A meno che, invece, fosse proprio quella l’intenzione semplificatoria del legislatore attuale: io datore consegno l’informativa in modo (inutilmente) reiterato – ma la ripetizione non equivale a formazione – e così sono a posto. Insomma una collocazione davvero infelice (sarebbe bastato un inserimento identico all’art. 18 o agli artt. 36 e 37 dell’81/2008 per dare tutt’altro senso al passaggio normativo): ma per conoscere dove piazzare qualcosa bisogna fare una riflessione accurata: ad esempio io non piazzerei nessuna opera del presunto artefice della norma in questione nella sezione ella libreria in cui comparissero Leonardo da Vinci o Albert Einstein, piuttosto la relegherei nella sezione “enigmi irrisolti” (avevo pensato anche alla sezione “orrore” o a quella “fantascienza”, ma mi sembrava che la vicinanza ad autori come E.A. Poe , H.P. Lovecraft o ad I. Asimov fosse troppo lusinghiera).

Pure la specifica riguardante “ambienti di lavoro che non rientrano nella disponibilità giuridica del datore di lavoro” appare ambigua. Sembra mediata dall’art. 26 dell’81/2008 dove aveva un senso che qui si perde: se il lavoratore opera in ambienti gestiti dal datore di lavoro, non è più “all’esterno di locali aziendali senza una postazione fissa” (definizione di lavoro agile dell’art. 18, co. 1 della L. n. 81/2017). E se il lavoratore lavora in un’abitazione (ad uso privato personale) concessagli in uso dal datore di lavoro come si deve intendere la disposizione? Se si inseriscono frasi a casaccio (e questa lo è senz’altro) si rischia di fare inutile confusione.
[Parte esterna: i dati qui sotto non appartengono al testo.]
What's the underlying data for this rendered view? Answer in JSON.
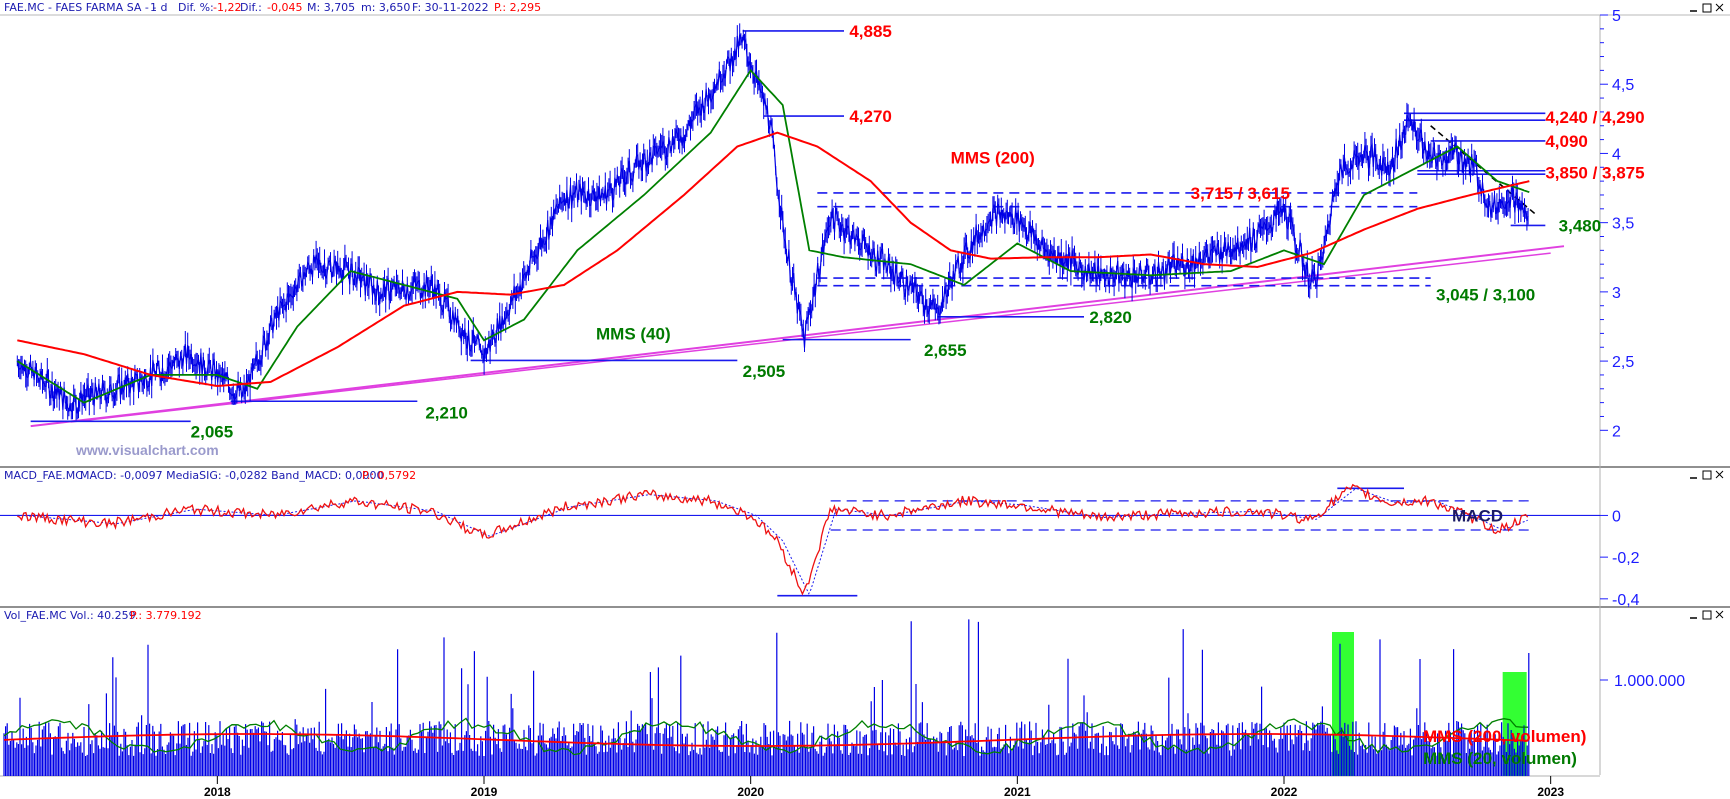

Peraltro, sembra proprio che per il legislatore, dal Covid ad oggi, la caratteristica principale del lavoratore agile sia solo quella di lavorare in esterno: ma questo vuol dire negare tutta la portata innovativa – e della relativa esigenza organizzativa – di un lavoro sveglio, proattivo, anche per fasi e obiettivi, orientato alla soluzione dei problemi e alla qualità della prestazione (e quindi anche ad una sua diversa misurazione rispetto al mero tempo impiegato).

Cioè di un lavoro intelligente, quell’intelligenza di cui difetta a tutt’oggi il legislatore, ma anche il regolatore parte sociale. Insomma, lo smart working è ancora come la principessa Aurora o come la bella Biancaneve, che aspettano a lungo e trepidamente il bacio del regolatore-principe, sotto forma di norme e prassi sensate. Ma a differenza delle favole suddette, qui è il principe che dorme.